Blast wounds 7 people at public market in southern Philippines

Moro Islamic Liberation Front rebels stand guard in Sultan Kudarat town on the southern Philippine island of Mindanao. Photo: AFP. Sketched by the Pan Pacific Agency.

MANILA, Sep 7, 2019, Reuters. An explosion at a public market in the southern Philippines wounded at least seven people early on Saturday, the fourth blast in that area in 13 months, the military said. There was no immediate claim of responsibility for the blast, but a militant group operating in the mostly Christian city of Isulan in the province of Sultan Kudarat was among the suspects, the military said, reported the South China Morning Post.

The latest blast comes at a time of heightened tensions in the volatile southern Philippines after three incidents in the past year authorities said were suicide bombings by militants linked to Islamic State.

Video footage showed Saturday’s blast occurred in a parking space for motorcycles. A suspected improvised explosive device was placed beside a parked motorcycle, Major Arvin Encinas, a regional military spokesman, told reporters.

The bombing occurred hours before a scheduled ceremony in nearby Maguindanao province to start the decommissioning of 12,000 fighters of the Moro Islamic Liberation Front (MILF), which signed a peace agreement with the government in 2014.

The MILF had been fighting for an independent Islamic state in the southern region of Mindanao since the late 1970s, but agreed to accept autonomy after decades of negotiations.

In January, voters in Mindanao ratified a law creating a new entity that would have greater autonomy over matters such as budgeting, revenues, natural resources, administration of justice, ancestral domain and civil service for Filipino Muslims.

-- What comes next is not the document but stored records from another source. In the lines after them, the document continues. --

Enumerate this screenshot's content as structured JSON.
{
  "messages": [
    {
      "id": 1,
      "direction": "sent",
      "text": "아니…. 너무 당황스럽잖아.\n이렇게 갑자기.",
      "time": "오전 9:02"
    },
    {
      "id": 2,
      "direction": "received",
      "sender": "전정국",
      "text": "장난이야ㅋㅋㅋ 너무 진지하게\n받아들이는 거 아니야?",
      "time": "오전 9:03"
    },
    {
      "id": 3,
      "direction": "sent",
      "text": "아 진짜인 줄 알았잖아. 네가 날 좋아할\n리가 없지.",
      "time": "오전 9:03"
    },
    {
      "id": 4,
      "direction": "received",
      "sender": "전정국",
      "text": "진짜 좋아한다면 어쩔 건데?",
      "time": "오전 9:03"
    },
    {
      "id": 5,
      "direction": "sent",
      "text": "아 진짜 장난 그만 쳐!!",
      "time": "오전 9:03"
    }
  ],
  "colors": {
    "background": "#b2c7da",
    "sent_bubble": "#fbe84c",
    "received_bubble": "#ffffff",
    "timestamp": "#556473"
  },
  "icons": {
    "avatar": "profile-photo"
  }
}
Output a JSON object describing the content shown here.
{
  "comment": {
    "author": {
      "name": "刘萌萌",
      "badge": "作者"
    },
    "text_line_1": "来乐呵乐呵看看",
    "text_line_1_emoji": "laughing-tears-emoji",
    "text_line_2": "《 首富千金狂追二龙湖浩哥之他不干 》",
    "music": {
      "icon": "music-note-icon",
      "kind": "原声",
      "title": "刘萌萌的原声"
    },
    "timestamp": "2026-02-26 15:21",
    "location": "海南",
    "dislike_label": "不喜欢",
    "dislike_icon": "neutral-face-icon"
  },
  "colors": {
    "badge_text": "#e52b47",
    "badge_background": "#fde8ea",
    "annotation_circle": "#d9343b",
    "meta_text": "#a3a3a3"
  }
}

Filipino Muslims comprise less than 10 per cent of the Philippines’ population, which is predominantly Catholic, and have often complained of being neglected by the national government.

Development in their homeland in Mindanao has been hampered by decades of violence due to a Muslim separatist rebellion that has left hundreds of thousands dead.

In April, a bombing by suspected members of a pro-Islamic State militant group injured at least 18 people in a restaurant in Sultan Kudarat in Mindanao.

Islamist militants operate in the south of the predominantly Roman Catholic nation country and some are known to have links with groups abroad, including al-Qaeda and Islamic State.